Welcome to the CVE Scanner wiki!
This project provides a way that you can manage the risk inherited by using open source and third party source projects. This provides you with intelligent Software Composition Analysis to identify and reduce risk.
The project is a python based NIST-CVE library search engine for use with your own custom Software Bill of Materials (SBOM) input file. This is ideal for projects where you can create a text file of your SBOM as input to the tool. The output will be all CVE identifiers of potential risks. The library from NIST is tens of thousands of entries, and this tool does the work of searching for your specific packages of interest.
- Create an ascii text input file holding package names and versions of interest.
- Input data file contains the triplet "vendor-product-version" with dashes.
- Must match on all 3 to decide to report the CVE.
- Lines with a leading hash/pound symbol are ignored.
Example for typical open source packages where there is no vendor so set the vendor value to match the product name.
libssh-libssh-1.0
linux_kernel-linux_kernel-4.9
microsoft-home_server-2003
php-php-5.4.3
Next is an optional whitelist file you can create. The whitelist is referred to as the "ignore list" in the python sources. The ignore list content is based on your analysis of the reported CVE's affecting your project. As you review CVE descriptions and details you may find that some of the CVEs do not apply in your product. Then copy those entries into the ignore list file and optionally provide some message to yourself to explain why the CVE does not apply. These ignored CVE's will show up with the marking < skipped > in the report so you are aware they have been analyzed.

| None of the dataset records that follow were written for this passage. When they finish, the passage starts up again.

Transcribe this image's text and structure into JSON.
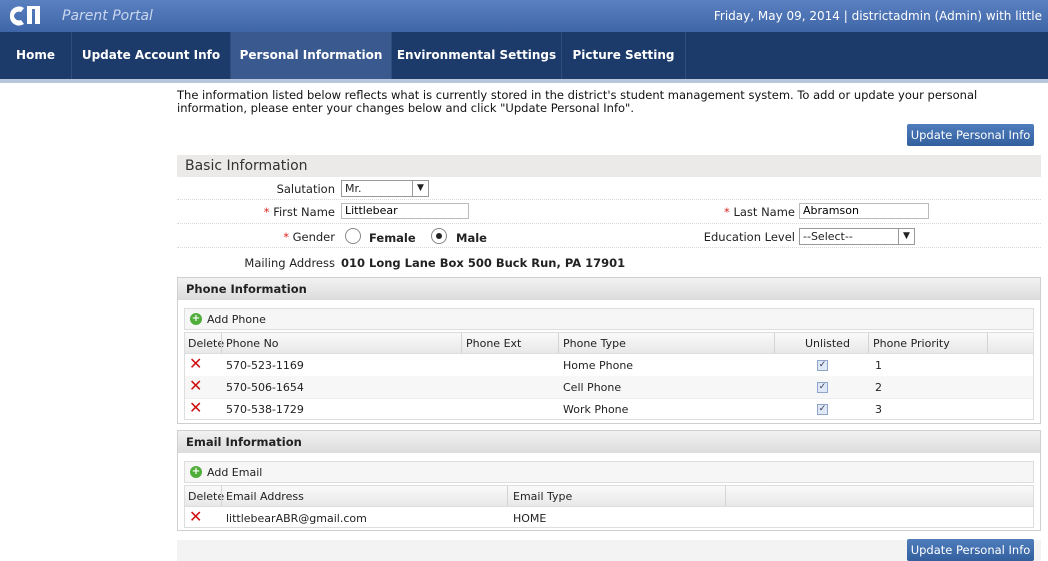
{
  "header": {
    "portal_title": "Parent Portal",
    "user_info": "Friday, May 09, 2014  |  districtadmin (Admin) with little"
  },
  "nav": {
    "items": [
      {
        "label": "Home"
      },
      {
        "label": "Update Account Info"
      },
      {
        "label": "Personal Information"
      },
      {
        "label": "Environmental Settings"
      },
      {
        "label": "Picture Setting"
      }
    ],
    "active": "Personal Information"
  },
  "intro_text": "The information listed below reflects what is currently stored in the district's student management system. To add or update your personal information, please enter your changes below and click \"Update Personal Info\".",
  "update_button_label": "Update Personal Info",
  "basic": {
    "title": "Basic Information",
    "salutation_label": "Salutation",
    "salutation_value": "Mr.",
    "first_name_label": "First Name",
    "first_name_value": "Littlebear",
    "last_name_label": "Last Name",
    "last_name_value": "Abramson",
    "required_mark": "*",
    "gender_label": "Gender",
    "gender_female": "Female",
    "gender_male": "Male",
    "gender_selected": "Male",
    "education_label": "Education Level",
    "education_value": "--Select--",
    "mailing_label": "Mailing Address",
    "mailing_value": "010 Long Lane Box 500 Buck Run, PA 17901"
  },
  "phone": {
    "title": "Phone Information",
    "add_label": "Add Phone",
    "columns": [
      "Delete",
      "Phone No",
      "Phone Ext",
      "Phone Type",
      "Unlisted",
      "Phone Priority"
    ],
    "rows": [
      {
        "number": "570-523-1169",
        "ext": "",
        "type": "Home Phone",
        "unlisted": true,
        "priority": "1"
      },
      {
        "number": "570-506-1654",
        "ext": "",
        "type": "Cell Phone",
        "unlisted": true,
        "priority": "2"
      },
      {
        "number": "570-538-1729",
        "ext": "",
        "type": "Work Phone",
        "unlisted": true,
        "priority": "3"
      }
    ]
  },
  "email": {
    "title": "Email Information",
    "add_label": "Add Email",
    "columns": [
      "Delete",
      "Email Address",
      "Email Type"
    ],
    "rows": [
      {
        "address": "littlebearABR@gmail.com",
        "type": "HOME"
      }
    ]
  },
  "colors": {
    "topbar": "#4a6fb0",
    "navbar": "#1d3b6a",
    "accent_button": "#3c6aab",
    "delete_icon": "#d01010"
  }
}
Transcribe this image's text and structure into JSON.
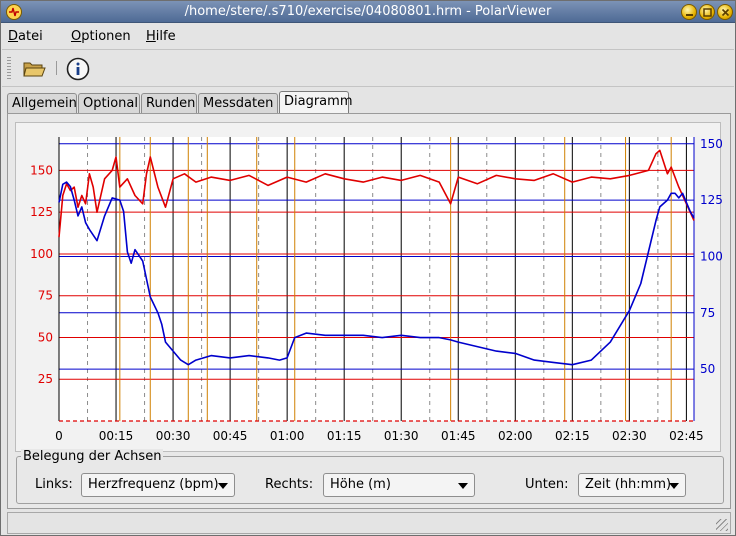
{
  "window": {
    "title": "/home/stere/.s710/exercise/04080801.hrm - PolarViewer"
  },
  "menu": {
    "items": [
      {
        "label": "Datei",
        "accel": "D",
        "rest": "atei"
      },
      {
        "label": "Optionen",
        "accel": "O",
        "rest": "ptionen"
      },
      {
        "label": "Hilfe",
        "accel": "H",
        "rest": "ilfe"
      }
    ]
  },
  "toolbar": {
    "open_icon": "folder-open-icon",
    "info_icon": "info-icon"
  },
  "tabs": [
    {
      "label": "Allgemein",
      "active": false
    },
    {
      "label": "Optional",
      "active": false
    },
    {
      "label": "Runden",
      "active": false
    },
    {
      "label": "Messdaten",
      "active": false
    },
    {
      "label": "Diagramm",
      "active": true
    }
  ],
  "axes_settings": {
    "group_title": "Belegung der Achsen",
    "left_label": "Links:",
    "left_value": "Herzfrequenz (bpm)",
    "right_label": "Rechts:",
    "right_value": "Höhe (m)",
    "bottom_label": "Unten:",
    "bottom_value": "Zeit (hh:mm)"
  },
  "colors": {
    "heart_rate": "#e00000",
    "altitude": "#0000cc",
    "lap_marker": "#d08000",
    "grid": "#000000"
  },
  "chart_data": {
    "type": "line",
    "x_ticks": [
      "0",
      "00:15",
      "00:30",
      "00:45",
      "01:00",
      "01:15",
      "01:30",
      "01:45",
      "02:00",
      "02:15",
      "02:30",
      "02:45"
    ],
    "x_tick_minutes": [
      0,
      15,
      30,
      45,
      60,
      75,
      90,
      105,
      120,
      135,
      150,
      165
    ],
    "xlim": [
      0,
      167
    ],
    "left_ticks": [
      25,
      50,
      75,
      100,
      125,
      150
    ],
    "left_ylim": [
      0,
      170
    ],
    "right_ticks": [
      50,
      75,
      100,
      125,
      150
    ],
    "right_ylim": [
      27,
      153
    ],
    "lap_markers_minutes": [
      16,
      24,
      34,
      39,
      52,
      62,
      103,
      133,
      149,
      161
    ],
    "series": [
      {
        "axis": "left",
        "color": "#e00000",
        "x": [
          0,
          1,
          2,
          3,
          4,
          5,
          6,
          7,
          8,
          9,
          10,
          12,
          14,
          15,
          16,
          18,
          20,
          22,
          23,
          24,
          26,
          28,
          30,
          33,
          36,
          40,
          45,
          50,
          55,
          60,
          65,
          70,
          75,
          80,
          85,
          90,
          95,
          100,
          103,
          105,
          110,
          115,
          120,
          125,
          130,
          135,
          140,
          145,
          150,
          155,
          157,
          158,
          160,
          161,
          163,
          165,
          167
        ],
        "y": [
          110,
          135,
          142,
          138,
          140,
          128,
          135,
          130,
          148,
          140,
          125,
          145,
          150,
          158,
          140,
          145,
          135,
          130,
          148,
          158,
          140,
          128,
          145,
          148,
          143,
          146,
          144,
          147,
          141,
          146,
          143,
          148,
          145,
          143,
          146,
          144,
          147,
          143,
          130,
          146,
          142,
          147,
          145,
          144,
          148,
          143,
          146,
          145,
          147,
          150,
          160,
          162,
          148,
          152,
          140,
          130,
          120
        ]
      },
      {
        "axis": "right",
        "color": "#0000cc",
        "x": [
          0,
          1,
          2,
          3,
          4,
          5,
          6,
          7,
          8,
          10,
          12,
          13,
          14,
          16,
          17,
          18,
          19,
          20,
          22,
          24,
          26,
          27,
          28,
          30,
          32,
          34,
          36,
          38,
          40,
          45,
          50,
          55,
          58,
          60,
          62,
          65,
          70,
          75,
          80,
          85,
          90,
          95,
          100,
          103,
          105,
          110,
          115,
          120,
          125,
          130,
          135,
          140,
          145,
          150,
          153,
          155,
          157,
          158,
          160,
          161,
          162,
          163,
          164,
          165,
          166,
          167
        ],
        "y": [
          124,
          132,
          133,
          131,
          125,
          118,
          122,
          115,
          112,
          107,
          118,
          122,
          126,
          125,
          120,
          102,
          97,
          103,
          98,
          82,
          75,
          70,
          62,
          58,
          54,
          52,
          54,
          55,
          56,
          55,
          56,
          55,
          54,
          55,
          64,
          66,
          65,
          65,
          65,
          64,
          65,
          64,
          64,
          63,
          62,
          60,
          58,
          57,
          54,
          53,
          52,
          54,
          62,
          76,
          88,
          102,
          116,
          122,
          125,
          128,
          128,
          126,
          128,
          124,
          120,
          117
        ]
      }
    ]
  }
}
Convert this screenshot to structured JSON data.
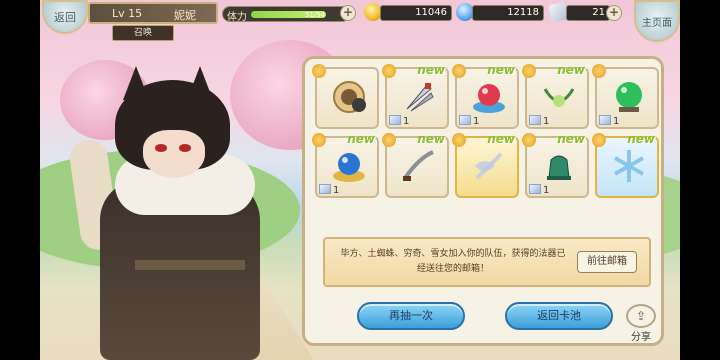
{
  "hud": {
    "back_label": "返回",
    "level": "Lv 15",
    "player_name": "妮妮",
    "mode_label": "召唤",
    "stamina_label": "体力",
    "stamina_value": "51/54",
    "stamina_fraction": 0.94,
    "gold": "11046",
    "gems": "12118",
    "tickets": "21",
    "main_page_label": "主页面"
  },
  "rewards": {
    "items": [
      {
        "icon": "compass-emblem-icon",
        "new": "",
        "count": ""
      },
      {
        "icon": "twin-daggers-icon",
        "new": "new",
        "count": "1"
      },
      {
        "icon": "red-orb-icon",
        "new": "new",
        "count": "1"
      },
      {
        "icon": "wind-charm-icon",
        "new": "new",
        "count": "1"
      },
      {
        "icon": "green-orb-icon",
        "new": "",
        "count": "1"
      },
      {
        "icon": "blue-orb-icon",
        "new": "new",
        "count": "1"
      },
      {
        "icon": "curved-blade-icon",
        "new": "new",
        "count": ""
      },
      {
        "icon": "winged-sword-icon",
        "new": "new",
        "count": ""
      },
      {
        "icon": "green-bell-icon",
        "new": "new",
        "count": "1"
      },
      {
        "icon": "ice-crystal-icon",
        "new": "new",
        "count": ""
      }
    ],
    "message": "毕方、土蜘蛛、穷奇、雪女加入你的队伍，获得的法器已经送往您的邮箱！",
    "mail_button": "前往邮箱",
    "again_button": "再抽一次",
    "return_button": "返回卡池",
    "share_label": "分享"
  },
  "colors": {
    "accent": "#3b9fd9",
    "panel": "#f7f2e6",
    "gold_border": "#c7b088",
    "new_tag": "#8bbf2b"
  }
}
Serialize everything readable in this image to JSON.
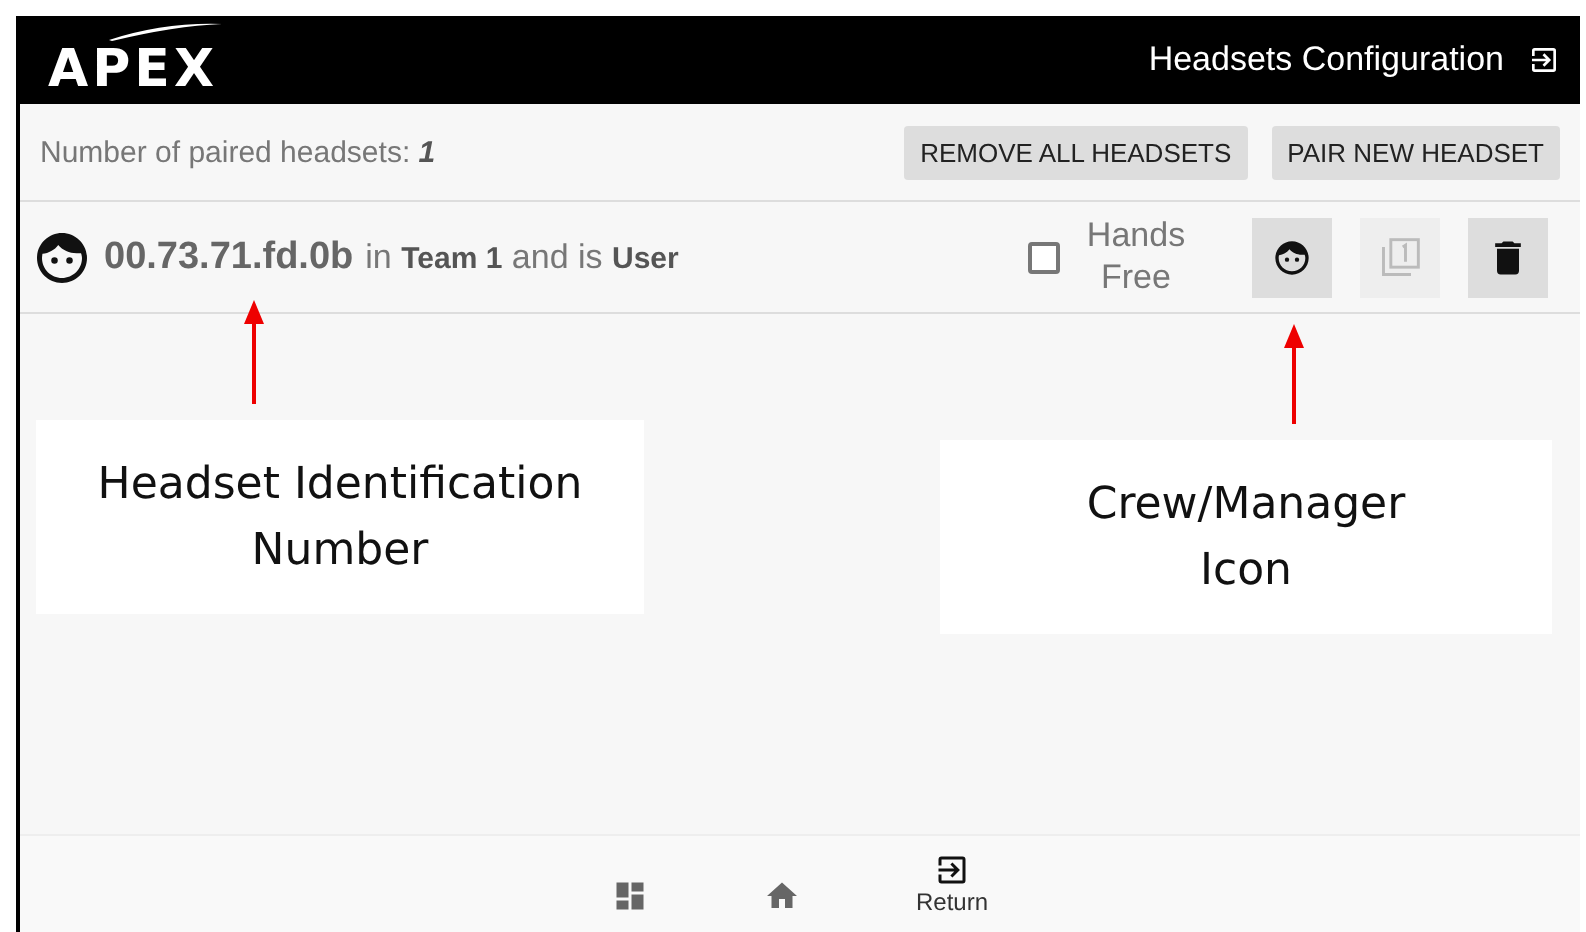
{
  "app_bar": {
    "logo": "APEX",
    "title": "Headsets Configuration"
  },
  "toolbar": {
    "count_label": "Number of paired headsets:",
    "count": "1",
    "buttons": [
      "REMOVE ALL HEADSETS",
      "PAIR NEW HEADSET"
    ]
  },
  "headsets": [
    {
      "id": "00.73.71.fd.0b",
      "text": "in **Team 1** and is **User**",
      "hands_free": {
        "label": "Hands Free",
        "checked": false
      },
      "actions": [
        {
          "kind": "crew",
          "disabled": false
        },
        {
          "kind": "team",
          "disabled": true
        },
        {
          "kind": "delete",
          "disabled": false
        }
      ]
    }
  ],
  "bottom_nav": [
    {
      "kind": "dashboard"
    },
    {
      "kind": "home"
    },
    {
      "kind": "return",
      "label": "Return"
    }
  ],
  "annotations": [
    {
      "text": "Headset Identification Number",
      "kind": "id"
    },
    {
      "text": "Crew/Manager Icon",
      "kind": "crew"
    }
  ]
}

##CVE-2015-7697 does not apply because the product does not use feature foo which is the trigger for this issue.
CVE-2015-7697
Usage: ./json_cve_parser.py ./my_input_input -i ./my_ignore_list Example: the shell script "check_spacecom_json.sh" calls
./json_cve_parser.py ./spacecom_input -i ./spacecom_ignore_list
The parser is json_cve_parser.py, accepts input file, reads each line, searches the database for that triplet, and if that product tripet is related to a CVE number write the CVE number and summary text to the output file. If that CVE is in the ignore list, then indicate that the CVE is marked with the prefix < skipped >.
So there is more to the process as is captured in the script scan_for_vulnerabilities_json.sh. This script is the real entry point for the process which can be run on the command line, in a cron job, or hooked into Jenkins. THe file performs the required database download from NIST, starts a local python environment using the "activate" command, creates a new directory that has a unique incremental build number, and finally calls the shell script "check_spacecom_json.sh" to execute the process.
For a daily build process use the script scan_for_vulnerabilities_json.bat as the hook into your Jenkins build machine. It will call the "scan_for_vulnerablities_json.sh" script in a bash session.
Finally the output directories will continue to grow in number and daily changes to the NIST database will be reflected in the output files in those output directories. One tool to use to verify you can observe changes is to use the Git SCM tool to track every one of the output files. Each day copy the latest over the top of the previous iteration and let the Git diff feature show you what changed. Managing vulnerabilities then means managing these changes.